Thereafter they kept to the small towns and the in-between stretches of farmland. When they took the trouble to look closely, they were impressed by the way some of the people in these towns lived so close to the ground — eating real food, drinking their own water, running factories and ingeniously irrigating their land. Many of them did not even bother to erect fences. From the air, their gardens looked like multicolored rugs. There was large-scale fanning, too — fields of winter wheat and newly sprouted corn.

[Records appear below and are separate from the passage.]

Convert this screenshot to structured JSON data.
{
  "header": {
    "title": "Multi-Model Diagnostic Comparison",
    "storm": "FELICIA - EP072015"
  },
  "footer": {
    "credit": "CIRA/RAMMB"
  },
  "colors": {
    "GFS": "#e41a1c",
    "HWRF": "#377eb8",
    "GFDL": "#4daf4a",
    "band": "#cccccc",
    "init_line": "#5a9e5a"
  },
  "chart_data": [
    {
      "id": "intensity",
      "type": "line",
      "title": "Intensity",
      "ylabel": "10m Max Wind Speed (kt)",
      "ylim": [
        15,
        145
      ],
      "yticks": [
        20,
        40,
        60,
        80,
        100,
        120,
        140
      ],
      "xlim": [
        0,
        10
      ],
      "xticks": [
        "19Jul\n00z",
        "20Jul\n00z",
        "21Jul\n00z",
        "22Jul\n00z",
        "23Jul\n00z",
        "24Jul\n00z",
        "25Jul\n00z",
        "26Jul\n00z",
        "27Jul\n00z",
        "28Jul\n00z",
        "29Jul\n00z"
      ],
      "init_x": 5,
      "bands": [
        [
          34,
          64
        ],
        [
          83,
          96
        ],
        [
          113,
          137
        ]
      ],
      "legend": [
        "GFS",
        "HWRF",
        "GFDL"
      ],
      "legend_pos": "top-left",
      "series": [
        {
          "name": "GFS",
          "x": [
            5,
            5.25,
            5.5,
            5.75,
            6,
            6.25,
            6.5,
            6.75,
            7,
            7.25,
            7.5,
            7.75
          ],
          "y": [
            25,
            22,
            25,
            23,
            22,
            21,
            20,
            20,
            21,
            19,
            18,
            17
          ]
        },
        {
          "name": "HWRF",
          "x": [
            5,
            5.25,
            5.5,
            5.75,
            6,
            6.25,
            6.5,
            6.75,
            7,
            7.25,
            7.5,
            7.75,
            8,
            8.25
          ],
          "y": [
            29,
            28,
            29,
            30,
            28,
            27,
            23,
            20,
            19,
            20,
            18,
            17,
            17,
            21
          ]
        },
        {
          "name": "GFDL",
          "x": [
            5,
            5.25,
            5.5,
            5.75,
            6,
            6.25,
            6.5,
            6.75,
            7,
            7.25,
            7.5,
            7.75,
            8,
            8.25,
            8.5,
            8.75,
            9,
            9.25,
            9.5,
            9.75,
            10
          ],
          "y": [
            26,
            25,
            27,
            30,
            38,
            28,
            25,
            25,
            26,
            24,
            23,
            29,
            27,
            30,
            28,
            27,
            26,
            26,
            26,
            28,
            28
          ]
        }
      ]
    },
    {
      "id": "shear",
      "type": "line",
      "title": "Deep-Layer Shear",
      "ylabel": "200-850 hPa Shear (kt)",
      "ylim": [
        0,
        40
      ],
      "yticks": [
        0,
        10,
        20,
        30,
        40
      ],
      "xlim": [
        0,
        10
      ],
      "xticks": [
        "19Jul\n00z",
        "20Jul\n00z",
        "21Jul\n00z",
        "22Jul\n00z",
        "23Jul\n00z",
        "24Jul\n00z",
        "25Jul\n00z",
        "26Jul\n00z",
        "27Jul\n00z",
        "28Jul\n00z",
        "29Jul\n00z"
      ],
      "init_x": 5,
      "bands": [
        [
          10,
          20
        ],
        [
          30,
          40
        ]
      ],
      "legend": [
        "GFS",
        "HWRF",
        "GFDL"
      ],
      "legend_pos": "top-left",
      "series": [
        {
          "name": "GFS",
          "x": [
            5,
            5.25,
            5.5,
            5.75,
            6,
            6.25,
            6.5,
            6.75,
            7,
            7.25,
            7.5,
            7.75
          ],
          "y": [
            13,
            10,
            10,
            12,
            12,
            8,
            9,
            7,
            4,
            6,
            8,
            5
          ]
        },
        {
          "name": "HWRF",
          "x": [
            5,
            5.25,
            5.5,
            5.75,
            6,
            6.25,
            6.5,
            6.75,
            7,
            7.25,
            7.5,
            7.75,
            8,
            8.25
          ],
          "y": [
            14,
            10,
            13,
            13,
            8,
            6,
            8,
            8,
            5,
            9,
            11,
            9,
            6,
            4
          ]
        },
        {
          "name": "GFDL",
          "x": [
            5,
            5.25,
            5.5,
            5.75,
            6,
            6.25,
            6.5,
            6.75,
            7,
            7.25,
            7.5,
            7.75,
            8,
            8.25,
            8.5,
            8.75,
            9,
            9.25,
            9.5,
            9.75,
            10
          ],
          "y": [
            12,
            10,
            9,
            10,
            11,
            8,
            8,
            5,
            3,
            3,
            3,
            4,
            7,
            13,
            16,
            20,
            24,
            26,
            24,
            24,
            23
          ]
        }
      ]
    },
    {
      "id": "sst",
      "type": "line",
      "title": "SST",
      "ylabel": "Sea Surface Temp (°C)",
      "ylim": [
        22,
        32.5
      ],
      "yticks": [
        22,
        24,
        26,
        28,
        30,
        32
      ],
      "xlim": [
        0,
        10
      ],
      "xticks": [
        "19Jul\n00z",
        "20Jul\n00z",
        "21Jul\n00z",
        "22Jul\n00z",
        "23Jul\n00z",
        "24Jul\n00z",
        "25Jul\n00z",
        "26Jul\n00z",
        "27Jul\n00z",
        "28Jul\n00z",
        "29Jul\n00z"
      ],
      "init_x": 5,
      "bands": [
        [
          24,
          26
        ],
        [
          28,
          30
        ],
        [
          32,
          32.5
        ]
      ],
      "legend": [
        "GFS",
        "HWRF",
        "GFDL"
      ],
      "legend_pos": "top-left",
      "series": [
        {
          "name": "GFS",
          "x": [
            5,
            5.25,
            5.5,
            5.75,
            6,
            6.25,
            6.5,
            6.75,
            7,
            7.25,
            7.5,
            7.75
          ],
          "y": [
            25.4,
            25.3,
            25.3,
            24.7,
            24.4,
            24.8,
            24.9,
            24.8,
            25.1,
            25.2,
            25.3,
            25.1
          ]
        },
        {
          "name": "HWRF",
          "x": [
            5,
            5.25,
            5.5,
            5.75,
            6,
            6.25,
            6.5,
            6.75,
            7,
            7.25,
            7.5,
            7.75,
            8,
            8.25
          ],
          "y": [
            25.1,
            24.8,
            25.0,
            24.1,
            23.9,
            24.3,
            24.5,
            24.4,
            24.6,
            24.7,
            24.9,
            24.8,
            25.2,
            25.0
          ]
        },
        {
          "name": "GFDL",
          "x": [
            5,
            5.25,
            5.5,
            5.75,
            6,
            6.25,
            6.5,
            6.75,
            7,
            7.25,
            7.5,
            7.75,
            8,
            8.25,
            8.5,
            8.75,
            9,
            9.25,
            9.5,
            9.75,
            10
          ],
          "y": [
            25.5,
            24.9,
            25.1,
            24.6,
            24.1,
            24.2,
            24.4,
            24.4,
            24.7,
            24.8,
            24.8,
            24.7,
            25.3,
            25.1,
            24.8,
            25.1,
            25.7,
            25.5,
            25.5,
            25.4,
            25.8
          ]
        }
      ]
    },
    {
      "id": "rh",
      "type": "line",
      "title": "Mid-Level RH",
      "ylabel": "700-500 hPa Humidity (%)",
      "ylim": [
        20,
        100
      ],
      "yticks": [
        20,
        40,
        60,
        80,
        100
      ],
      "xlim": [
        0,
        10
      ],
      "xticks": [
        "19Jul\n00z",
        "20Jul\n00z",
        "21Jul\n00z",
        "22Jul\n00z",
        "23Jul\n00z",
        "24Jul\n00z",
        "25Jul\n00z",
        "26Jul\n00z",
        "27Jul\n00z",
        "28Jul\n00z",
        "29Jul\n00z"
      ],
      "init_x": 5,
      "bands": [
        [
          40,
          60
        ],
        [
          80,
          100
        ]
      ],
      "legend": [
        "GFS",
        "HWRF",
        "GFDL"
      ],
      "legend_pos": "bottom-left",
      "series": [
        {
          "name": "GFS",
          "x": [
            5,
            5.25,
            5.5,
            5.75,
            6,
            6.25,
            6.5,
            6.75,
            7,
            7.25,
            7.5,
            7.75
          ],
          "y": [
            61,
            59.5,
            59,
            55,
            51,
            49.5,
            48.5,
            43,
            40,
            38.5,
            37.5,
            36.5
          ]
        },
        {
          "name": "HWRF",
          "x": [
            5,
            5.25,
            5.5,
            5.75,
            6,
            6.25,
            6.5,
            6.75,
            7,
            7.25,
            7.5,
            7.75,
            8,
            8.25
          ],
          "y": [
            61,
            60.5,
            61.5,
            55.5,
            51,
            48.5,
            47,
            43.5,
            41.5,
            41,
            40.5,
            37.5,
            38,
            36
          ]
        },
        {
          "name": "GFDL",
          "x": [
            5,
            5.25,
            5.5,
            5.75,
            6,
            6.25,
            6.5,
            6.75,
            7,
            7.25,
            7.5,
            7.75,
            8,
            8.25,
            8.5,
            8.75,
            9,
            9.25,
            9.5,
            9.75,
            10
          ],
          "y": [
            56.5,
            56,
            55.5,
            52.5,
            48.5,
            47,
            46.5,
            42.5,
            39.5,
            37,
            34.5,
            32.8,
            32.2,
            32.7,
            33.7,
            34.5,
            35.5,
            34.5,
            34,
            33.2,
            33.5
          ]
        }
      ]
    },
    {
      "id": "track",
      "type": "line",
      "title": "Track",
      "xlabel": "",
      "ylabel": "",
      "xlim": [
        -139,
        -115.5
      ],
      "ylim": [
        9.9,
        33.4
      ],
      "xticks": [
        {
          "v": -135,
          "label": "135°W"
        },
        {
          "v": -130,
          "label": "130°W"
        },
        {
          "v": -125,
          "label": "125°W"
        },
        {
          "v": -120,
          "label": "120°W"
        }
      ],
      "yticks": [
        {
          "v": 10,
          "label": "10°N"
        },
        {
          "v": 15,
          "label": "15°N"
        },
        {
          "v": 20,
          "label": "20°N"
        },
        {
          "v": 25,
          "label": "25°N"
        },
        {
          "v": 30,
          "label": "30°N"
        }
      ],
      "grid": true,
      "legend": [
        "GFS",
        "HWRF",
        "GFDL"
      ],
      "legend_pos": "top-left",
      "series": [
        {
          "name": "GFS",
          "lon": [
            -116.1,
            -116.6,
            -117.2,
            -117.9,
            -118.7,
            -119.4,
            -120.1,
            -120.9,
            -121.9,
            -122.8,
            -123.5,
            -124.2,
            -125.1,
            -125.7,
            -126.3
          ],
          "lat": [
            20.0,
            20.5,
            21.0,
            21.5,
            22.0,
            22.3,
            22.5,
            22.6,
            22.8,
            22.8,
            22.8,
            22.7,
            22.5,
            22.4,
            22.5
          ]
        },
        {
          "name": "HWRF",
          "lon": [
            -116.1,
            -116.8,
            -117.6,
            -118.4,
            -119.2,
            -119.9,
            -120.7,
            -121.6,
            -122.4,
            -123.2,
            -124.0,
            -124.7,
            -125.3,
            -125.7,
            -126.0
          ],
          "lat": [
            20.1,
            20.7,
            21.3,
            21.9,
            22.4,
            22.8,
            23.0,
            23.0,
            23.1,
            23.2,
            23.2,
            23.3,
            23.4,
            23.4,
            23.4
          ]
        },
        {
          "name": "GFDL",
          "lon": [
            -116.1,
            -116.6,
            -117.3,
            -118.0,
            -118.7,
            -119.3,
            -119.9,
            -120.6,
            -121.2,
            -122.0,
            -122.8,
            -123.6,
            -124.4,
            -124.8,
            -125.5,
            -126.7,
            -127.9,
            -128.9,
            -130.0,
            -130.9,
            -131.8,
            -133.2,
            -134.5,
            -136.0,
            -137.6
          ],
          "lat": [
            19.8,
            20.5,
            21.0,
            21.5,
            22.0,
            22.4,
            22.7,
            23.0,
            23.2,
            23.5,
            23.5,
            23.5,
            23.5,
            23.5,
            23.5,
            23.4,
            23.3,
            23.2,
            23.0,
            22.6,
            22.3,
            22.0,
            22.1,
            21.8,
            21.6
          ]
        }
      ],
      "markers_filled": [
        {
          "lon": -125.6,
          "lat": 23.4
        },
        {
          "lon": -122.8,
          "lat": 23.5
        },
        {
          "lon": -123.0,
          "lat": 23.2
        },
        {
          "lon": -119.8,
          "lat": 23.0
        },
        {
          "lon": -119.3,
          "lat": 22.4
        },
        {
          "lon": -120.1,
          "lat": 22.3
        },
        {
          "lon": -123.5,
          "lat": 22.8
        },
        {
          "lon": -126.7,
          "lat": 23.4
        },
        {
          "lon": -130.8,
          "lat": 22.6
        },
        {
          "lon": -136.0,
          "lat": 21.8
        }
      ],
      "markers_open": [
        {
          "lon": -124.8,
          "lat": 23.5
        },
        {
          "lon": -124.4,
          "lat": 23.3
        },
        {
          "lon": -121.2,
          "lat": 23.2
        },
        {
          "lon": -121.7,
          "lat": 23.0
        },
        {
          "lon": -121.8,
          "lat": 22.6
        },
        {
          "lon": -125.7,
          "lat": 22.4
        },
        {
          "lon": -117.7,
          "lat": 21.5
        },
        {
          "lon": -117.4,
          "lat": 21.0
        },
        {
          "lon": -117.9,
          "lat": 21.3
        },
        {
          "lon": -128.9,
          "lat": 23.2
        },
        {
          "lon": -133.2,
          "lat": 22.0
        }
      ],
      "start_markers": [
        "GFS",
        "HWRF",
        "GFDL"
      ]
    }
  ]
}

Occasionally, from the air, they saw a white farmhouse and a barn and a paddock and a silo and a chicken coop and an old truck parked in front. And they knew there was a family in the house that had not been changed by either time or events. The family was at the table, eating supper in their overalls, their heads bowed toward the mashed potatoes and gravy and broccoli and the gleaming chicken — probably praying, and probably not even thinking of it as real food, but just food.

Yet some of those same families might be buying space in a rocket and paying a subscription to the Pilgrims and talking about leasing units and stations and orbits. They might be saying, "Let's sell up and get off the planet" — the poor deluded fools. Hardy felt they would be better off in Maine or Idaho. But they all worried; even those people praying over their mashed potatoes feared Diggers and Starkies and Roaches and all the aliens that sneaked into the States from the world, or were thrown out of the cities; and they braced themselves against the swarms that hit here and cleaned them out.